Influenced by artists such as Robert Mapplethorpe and Helmut Newton, Olaf’s early works were marked by a distinct subverting of social norms, challenging of taboos, and exploration of sexuality in modern society. Olaf started his career while living in a squat in Amsterdam by documenting 1980’s nightlife, but soon explored his own series and subjects in both black-and-white and colour. As his career progressed, he began shooting surrealist tableaux style images, adopting the role of both director and photographer, opting for a cinematic style embedded with stillness which seeks to express the sitter’s genuine emotions and neuroses.
Olaf’s highly theatrical mise-en-scenes recall the early ’60s, underscored by a diluted colour palette. He seeks inspiration from this period of major social changes, the rise of feminism, a prospering middle-class, globalisation and the haunting influence of television in nouveau-riche American households. Influenced also by his own travels and accompanying feelings of transience and anomie, Olaf’s models often gaze into the distance and evoke an uneasy, disconnected sense of mystery. Their cinematic nature reflects Olaf’s evolution as an artist, leaning towards more complex narratives.

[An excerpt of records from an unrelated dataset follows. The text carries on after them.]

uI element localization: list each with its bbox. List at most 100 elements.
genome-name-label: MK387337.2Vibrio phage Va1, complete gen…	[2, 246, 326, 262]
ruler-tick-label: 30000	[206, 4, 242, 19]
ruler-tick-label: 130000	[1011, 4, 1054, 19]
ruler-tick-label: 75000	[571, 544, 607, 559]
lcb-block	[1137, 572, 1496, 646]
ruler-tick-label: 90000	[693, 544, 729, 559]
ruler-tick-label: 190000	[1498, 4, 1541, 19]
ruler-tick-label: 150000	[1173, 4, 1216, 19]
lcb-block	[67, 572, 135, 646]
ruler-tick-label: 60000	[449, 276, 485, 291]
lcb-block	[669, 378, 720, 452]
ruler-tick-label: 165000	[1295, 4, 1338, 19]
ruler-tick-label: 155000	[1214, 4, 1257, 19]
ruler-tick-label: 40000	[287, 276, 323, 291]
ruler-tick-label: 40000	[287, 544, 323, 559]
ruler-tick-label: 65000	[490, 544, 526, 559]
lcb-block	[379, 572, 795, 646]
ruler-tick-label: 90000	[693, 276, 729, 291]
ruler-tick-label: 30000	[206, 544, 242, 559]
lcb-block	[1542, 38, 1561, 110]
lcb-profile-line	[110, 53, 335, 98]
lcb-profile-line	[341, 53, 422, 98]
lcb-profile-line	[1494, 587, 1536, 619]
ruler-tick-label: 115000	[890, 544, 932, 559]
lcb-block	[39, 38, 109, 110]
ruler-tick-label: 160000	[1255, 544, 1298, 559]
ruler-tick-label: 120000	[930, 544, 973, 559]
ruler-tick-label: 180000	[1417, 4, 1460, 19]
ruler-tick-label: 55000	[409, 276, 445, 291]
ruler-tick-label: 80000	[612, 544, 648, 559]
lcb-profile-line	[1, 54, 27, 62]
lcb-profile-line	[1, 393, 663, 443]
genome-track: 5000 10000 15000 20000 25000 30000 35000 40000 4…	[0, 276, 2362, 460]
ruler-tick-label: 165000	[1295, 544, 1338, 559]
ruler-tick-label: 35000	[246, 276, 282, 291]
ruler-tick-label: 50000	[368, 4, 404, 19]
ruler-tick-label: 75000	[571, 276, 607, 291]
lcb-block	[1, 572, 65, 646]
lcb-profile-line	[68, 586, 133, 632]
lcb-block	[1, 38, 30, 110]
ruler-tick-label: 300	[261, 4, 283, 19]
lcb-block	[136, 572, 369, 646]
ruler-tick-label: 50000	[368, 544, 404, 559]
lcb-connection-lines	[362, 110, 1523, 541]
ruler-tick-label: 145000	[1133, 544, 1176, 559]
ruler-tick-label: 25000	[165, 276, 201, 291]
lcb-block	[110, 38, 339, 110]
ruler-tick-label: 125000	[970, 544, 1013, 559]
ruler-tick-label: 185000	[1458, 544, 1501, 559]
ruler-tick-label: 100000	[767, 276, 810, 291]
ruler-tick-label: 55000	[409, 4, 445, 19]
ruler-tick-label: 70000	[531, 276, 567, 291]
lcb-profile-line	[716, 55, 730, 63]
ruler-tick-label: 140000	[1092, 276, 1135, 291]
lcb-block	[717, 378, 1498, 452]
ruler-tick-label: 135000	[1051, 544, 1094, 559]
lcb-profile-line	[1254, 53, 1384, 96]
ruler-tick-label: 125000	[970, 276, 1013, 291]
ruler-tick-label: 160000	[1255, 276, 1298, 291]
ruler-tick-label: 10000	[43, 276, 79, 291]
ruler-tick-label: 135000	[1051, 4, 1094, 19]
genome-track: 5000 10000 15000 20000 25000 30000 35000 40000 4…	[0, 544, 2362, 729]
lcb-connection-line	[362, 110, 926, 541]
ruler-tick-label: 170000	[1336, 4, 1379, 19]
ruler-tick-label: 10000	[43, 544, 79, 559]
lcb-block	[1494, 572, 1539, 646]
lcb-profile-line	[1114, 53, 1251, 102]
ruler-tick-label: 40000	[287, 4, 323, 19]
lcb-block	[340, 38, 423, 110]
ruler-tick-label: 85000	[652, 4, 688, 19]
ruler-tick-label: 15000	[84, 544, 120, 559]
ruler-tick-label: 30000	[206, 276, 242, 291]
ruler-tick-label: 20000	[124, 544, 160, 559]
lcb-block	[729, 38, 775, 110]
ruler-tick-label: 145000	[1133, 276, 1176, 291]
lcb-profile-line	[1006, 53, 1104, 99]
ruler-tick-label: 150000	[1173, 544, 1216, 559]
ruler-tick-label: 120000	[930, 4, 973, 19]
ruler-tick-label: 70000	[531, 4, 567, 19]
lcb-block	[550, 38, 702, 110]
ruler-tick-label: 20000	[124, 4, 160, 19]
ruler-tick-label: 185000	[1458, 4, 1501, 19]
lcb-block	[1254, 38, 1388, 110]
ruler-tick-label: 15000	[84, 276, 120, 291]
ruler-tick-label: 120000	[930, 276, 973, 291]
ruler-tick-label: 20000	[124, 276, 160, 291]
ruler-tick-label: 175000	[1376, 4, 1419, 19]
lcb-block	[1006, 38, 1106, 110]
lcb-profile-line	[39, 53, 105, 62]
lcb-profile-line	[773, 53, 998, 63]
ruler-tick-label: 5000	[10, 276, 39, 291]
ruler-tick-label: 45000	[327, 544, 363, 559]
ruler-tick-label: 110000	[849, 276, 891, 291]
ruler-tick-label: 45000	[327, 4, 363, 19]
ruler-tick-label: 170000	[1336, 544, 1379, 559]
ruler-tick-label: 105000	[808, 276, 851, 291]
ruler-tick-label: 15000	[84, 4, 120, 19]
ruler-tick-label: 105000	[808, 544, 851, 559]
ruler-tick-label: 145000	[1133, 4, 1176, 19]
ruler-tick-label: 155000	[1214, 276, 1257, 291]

The exhibition presents a wide-ranging spectrum of the many issues that Olaf addressed in his work. His series Im wald (2020), which translates to ‘In the forest’, draws attention to several global issues, including the climate crisis, wanderlust, migration and the COVID19 pandemic; directly investigating nature’s impact on our lives. Works from his series Skin deep (2015) explore the theme of the nude body; Olaf strived to challenge the beholder to perceive more clearly our contemporary notions of skin and sensation, of beauty and the body, without prejudice. These images stand as his refutation of the overwhelming saturation of sex and desire inherent in our modern mass-market, mass-media society. Meanwhile, works from Berlin (2012), Shanghai (2017) and Palm Springs (2018) explore the changing developments and cultures of three different cities, guiding the viewer to reckon with contemporary challenges faced in the context of societal histories, be that the tension between rapid cultural expansion and deep-rooted traditions in Chinese communities, or LGBTQ+ rights, racial injustice and gender inequality in American society.
Erwin Olaf was driven by the power of storytelling and the emotion images can provoke. He overcame initial controversy through sheer mastery of the medium, solidifying himself as one of the most important visual artists to emerge from Holland. On his death, the Dutch royal family issued a statement mourning the nation’s loss of “a unique, exceptionally talented photographer and a great artist”. His legacy is a momentous body of work which challenged societal norms and continually asked the question first posed to him by his photography tutor: “What is normal?”.
Erwin Olaf was born in Hilversum in the Netherlands in 1959. He was first recognised internationally in 1988 after winning the Young European Photographer of the Year Award for his series Chessmen.
Olaf’s bold approach to photography earned him commissions from Louis Vuitton, Vogue, and the Rijksmuseum amongst many others. In addition to many international awards over the course of his career, his work is held in many private and public collections internationally including, amongst others, the Rijksmuseum in Amsterdam, the Fonds National d’Art Contemporain in Paris, the Museum Ludwig in Cologne, the Pushkin Museum in Moscow or the Art Progressive Collection in the United States. Olaf has been subject of solo exhibitions at Kunsthalle München, Germany; the Suwon Museum of Art, Suwon, Korea; National Taiwan Museum of Fine Arts, Taichung City, Taiwan and Centro Cultural De La Villa, Madrid, Spain.
In March 2023 Majesty the King Willem-Alexander and Her Majesty Queen Máxima of The Netherlands presented Erwin Olaf with the Medal of Honor for Art and Science from the House Order of Orange at Noordeinde Palace in The Hague. Erwin Olaf passed away in 2023 in Leide, The Netherlands.